The Equivalents is most successful when it keeps close to the story of its five main protagonists. It captures the joy of their mutual friendships and how they depended on each other for encouragement and support: “a fleeting window on women’s camaraderie and autonomy in a society not designed for such things.” The writers read and critiqued each other’s work, and Barbara Swan created a series of drawings of the original fellows, several of which appear in the book. Later she supplied cover art for books by both Sexton and Kumin, even though she had moved on to lithography. Why? “I just did it out of friendship.” As Swan realized, these deeply felt relationships shaped and informed the artistic work the Equivalents created while at Radcliffe. Case in point: the sculpture that Marianna Pineda donated from her Aspects of the Oracle series in honor of Connie Smith, the beloved first director of the institute who died young from cancer. That sculpture still holds pride of place in Radcliffe Yard.

When Doherty wanders too far from her collective biography, however, she sometimes loses her way. Her description of the 1950s domesticity which had thwarted the lives of so many talented women sets the stage for the creation of the institute in the first place, but her attempts to link the initiative to the broader history of feminism that comes later are less convincing. Doherty does seem to realize the limits of how far she can stretch her story: “The sad irony of the Equivalents is that the movement they helped give birth to was not one in which they could participate fully,” she writes. “The Equivalents were women born too early; by the time the women's movement gained full steam, each of them was well established in her life and ways.

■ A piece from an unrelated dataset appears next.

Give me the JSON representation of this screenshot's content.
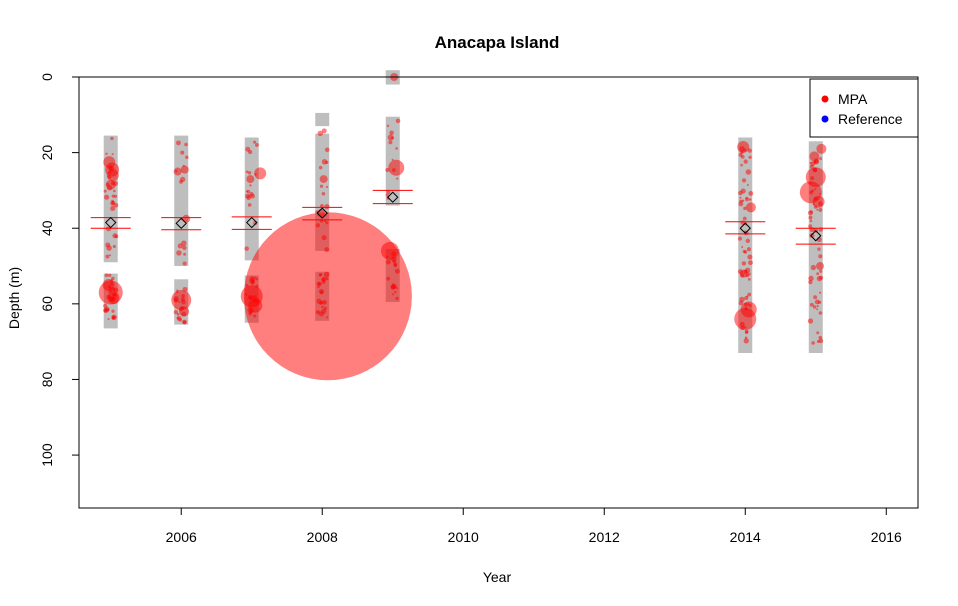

And yet there is something wonderfully bracing about learning about this key moment in Radcliffe history and thinking about what has happened in the almost 60 years since. Thousands of women—and since 1999, small numbers of men—have had life-changing opportunities for a year at Radcliffe, surrounded by the company of an increasingly diverse set of artists, writers, and academics. Long gone are the days when the institute catered mainly to local women who were primarily white and comfortably middle-class; now its reach is truly global. Surveying this transformation, we have reason to thank Mary Ingraham Bunting for setting out to challenge the “climate of unexpectation” that she identified as holding back American women, and by extension, American society, in the domestic-bound 1950s. And we have Maggie Doherty to thank for bringing this story, warts and all, to new readers who are left contemplating what “messy experiment” we should be considering for our own perilous times.

Susan Ware, general editor of American National Biography and author of Why They Marched: Untold Stories of the Women Who Fought for the Right to Vote (reviewed May-June 2019, page 72), is the honorary Women’s Suffrage Centennial historian at the Schlesinger Library.